Today we held another MWC Marketing Hour Round Table meeting; in which we discussed current issues, looked at various charts, talked a little on basis, and then did some mock trading.
Here is a recap of our mock trading.
First Dan was stopped out of a long KC wheat position for a small profit; as that was the only booked trade that was closed today. It leaves us with about 75k profit on our winners with about 25k losses for a net of around 50k profit since we Sept 1st.
On the futures side of things Kevin added stop for his MPLS-KC Spread; in which he is a little bit behind. I added a stop and placed an objective on my long corn while adding more length at today's close. Basically a trade that is a scale buy trade.

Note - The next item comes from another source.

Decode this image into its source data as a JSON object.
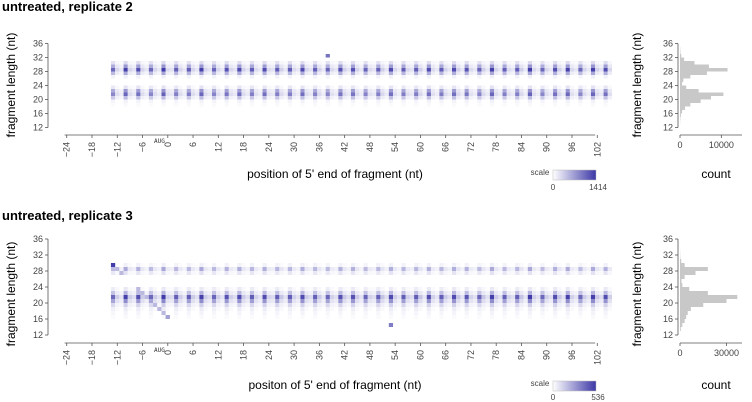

Dan then moved his risk on his long MPLS March wheat up to help GTD that he locks in another winner; while opening up the upside; figuring a break threw of 9.00 could quickly accelerate buying.
I then had an open order to buy MPLS at 9.00 on a buy stop; decided to place a sell at the market with a 20 cent objective and changed my buy stop to a risk and reverse against my short MPLS March at 8.90. Bottom line i remain friendly but look for the market to congest a little bit before trying to make another leg higher.
Chris then placed our first non-grain trade; he shorted crude oil at 101.69; with a risk to 103.00 and a reverse objective at 95.00.
Dan then went long corn on the march; risking to 6.42 with an objective of 6.71.
Lastly on the futures bought 1 jan bean at the close; placed another order to buy another at 11.85; with a risk of 11.79 and an objective of 12.25
On the options side of things the only adjustment made was Chris putting in an order to sell 1 MPLS March 8.50 put if we close the MPLS March Futures above 9.00; adding to his strangle that he is currently up about 2500 on.
The last trade was Jeremey purchasing an 11.50 Jan bean put and buying a 12.00 Jan bean call. My exit is next week Wed (or at least that is the exit plan). The reason for the purchase of both of these with a game plan of exiting soon; is simply to try and pick up a little increase in volatility as these options only have an implied volatility of about 14-15%; whereas the corn and wheat options seem to be 25-35%; I don't want to have the theta eat me away that is why I plan on exiting in about a week; as i have it calculated that theta is going to cost about 30-35 a day; while a 10 % spike in volatility could give me a chance to make a couple thousand and a big move either way allows gamma to help my net delta position out in a hurry.
Jordan was ill and didn't make the session; so all of his open trades are still open. Perhaps being long all of the beans made him a little ill?